A Dozen Minnesota Hospitals Face Penalties for Infection Rates, Bedsores

From the Minneapolis Star Tribune:


About one-quarter of Minnesota hospitals will be penalized by Medicare for high rates of patients with infections, bed sores or other preventable complications, according to federal data released this week.  Medicare reviewed patient data at 12 Minnesota hospitals and found the number of preventable complications is higher than it should be.

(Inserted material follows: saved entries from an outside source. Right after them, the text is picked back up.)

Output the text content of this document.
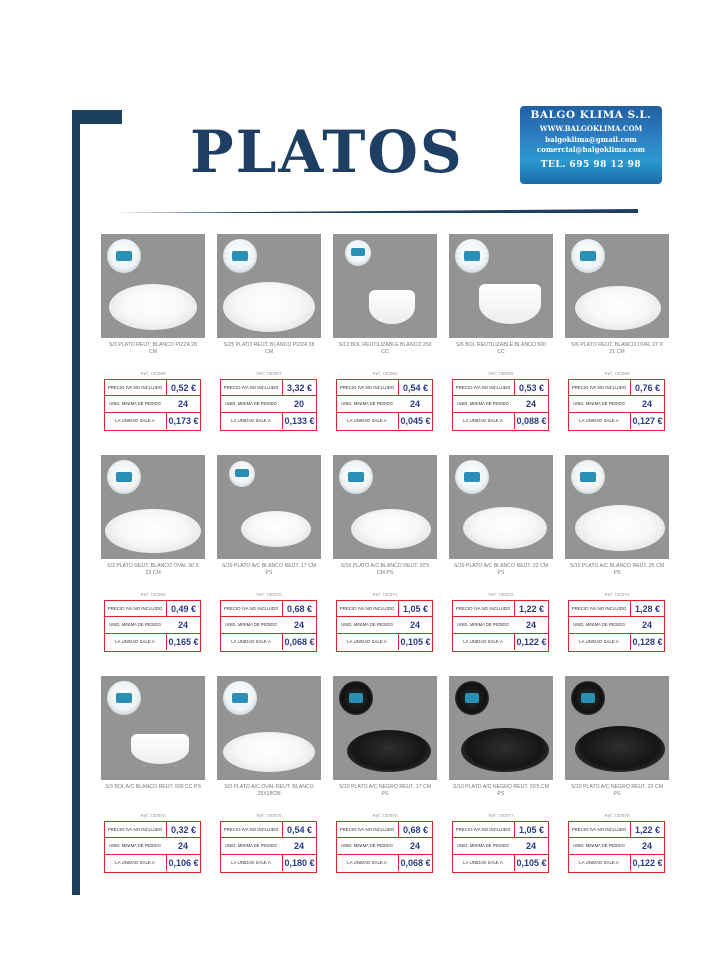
PLATOS
BALGO KLIMA S.L.
WWW.BALGOKLIMA.COM
balgoklima@gmail.com
comercial@balgoklima.com
TEL. 695 98 12 98
S/3 PLATO REUT. BLANCO PIZZA 28 CM
Ref: 730068
PRECIO IVA NO INCLUIDO 0,52 €
UNID. MINIMA DE PEDIDO	24
LA UNIDAD SALE A	0,173 €
S/25 PLATO REUT. BLANCO PIZZA 28 CM
Ref: 730067
PRECIO IVA NO INCLUIDO 3,32 €
UNID. MINIMA DE PEDIDO	20
LA UNIDAD SALE A	0,133 €
S/12 BOL REUTILIZABLE BLANCO 250 CC
Ref: 730064
PRECIO IVA NO INCLUIDO 0,54 €
UNID. MINIMA DE PEDIDO	24
LA UNIDAD SALE A	0,045 €
S/6 BOL REUTILIZABLE BLANCO 500 CC
Ref: 730065
PRECIO IVA NO INCLUIDO 0,53 €
UNID. MINIMA DE PEDIDO	24
LA UNIDAD SALE A	0,088 €
S/6 PLATO REUT. BLANCO OVAL 27 X 21 CM
Ref: 730066
PRECIO IVA NO INCLUIDO 0,76 €
UNID. MINIMA DE PEDIDO	24
LA UNIDAD SALE A	0,127 €
S/3 PLATO REUT. BLANCO OVAL 30 X 23 CM
Ref: 730062
PRECIO IVA NO INCLUIDO 0,49 €
UNID. MINIMA DE PEDIDO	24
LA UNIDAD SALE A	0,165 €
S/10 PLATO A/C BLANCO REUT. 17 CM PS
Ref: 730070
PRECIO IVA NO INCLUIDO 0,68 €
UNID. MINIMA DE PEDIDO	24
LA UNIDAD SALE A	0,068 €
S/10 PLATO A/C BLANCO REUT. 20'5 CM PS
Ref: 730071
PRECIO IVA NO INCLUIDO 1,05 €
UNID. MINIMA DE PEDIDO	24
LA UNIDAD SALE A	0,105 €
S/10 PLATO A/C BLANCO REUT. 22 CM PS
Ref: 730072
PRECIO IVA NO INCLUIDO 1,22 €
UNID. MINIMA DE PEDIDO	24
LA UNIDAD SALE A	0,122 €
S/10 PLATO A/C BLANCO REUT. 25 CM PS
Ref: 730073
PRECIO IVA NO INCLUIDO 1,28 €
UNID. MINIMA DE PEDIDO	24
LA UNIDAD SALE A	0,128 €
S/3 BOL A/C BLANCO REUT. 500 CC PS
Ref: 730074
PRECIO IVA NO INCLUIDO 0,32 €
UNID. MINIMA DE PEDIDO	24
LA UNIDAD SALE A	0,106 €
S/3 PLATO A/C OVAL REUT. BLANCO 25X18CM
Ref: 730075
PRECIO IVA NO INCLUIDO 0,54 €
UNID. MINIMA DE PEDIDO	24
LA UNIDAD SALE A	0,180 €
S/10 PLATO A/C NEGRO REUT. 17 CM PS
Ref: 730076
PRECIO IVA NO INCLUIDO 0,68 €
UNID. MINIMA DE PEDIDO	24
LA UNIDAD SALE A	0,068 €
S/10 PLATO A/C NEGRO REUT. 20'5 CM PS
Ref: 730077
PRECIO IVA NO INCLUIDO 1,05 €
UNID. MINIMA DE PEDIDO	24
LA UNIDAD SALE A	0,105 €
S/10 PLATO A/C NEGRO REUT. 22 CM PS
Ref: 730078
PRECIO IVA NO INCLUIDO 1,22 €
UNID. MINIMA DE PEDIDO	24
LA UNIDAD SALE A	0,122 €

The news is disappointing for hospitals and patients who hoped that financial penalties for high patient readmission ratesimposed under the Affordable Care Act would result in better patient outcomes and higher quality care.  Preventable complications also costs every taxpayer.  Out of the estimated $27 billion that Medicare pays for readmitted patients, more than half, $17 billion is considered to be paid for a condition that should not have happened.

The Vice-President of the Minnesota Hospital Association admitted he and his group are disappointed and had hoped for a little bit better performance.

The list of state hospitals includes, Hennepin County Medical Center, Maple Grove Hospital and the University of Minnesota Medical Center.  The full list can be found here.  Nationwide, 721 hospitals will lose 1 percent of their Medicare reimbursement funds, which adds up to $373 million in penalties.  It’s the biggest hit hospitals have had to take for delivering substandard care and poor patient outcomes.

While many hospitals have been able to reduce preventable complications, analysts still think that many easy procedures and protocols are still not being implemented.  There’s still a lack of a minimum standard of care for staffing in hospitals, for example, in states except California and Massachusetts, that could establish a minimum number of registered nurses for a particular hospital unit, which has been shown to improve patient outcomes and reduce medical mistakes.

Medicare penalizes hospitals based on widely accepted quality benchmarks — the share of patients in intensive care who develop catheter-related urinary tract or bloodstream infections, and patients who develop avoidable complications such as bed sores.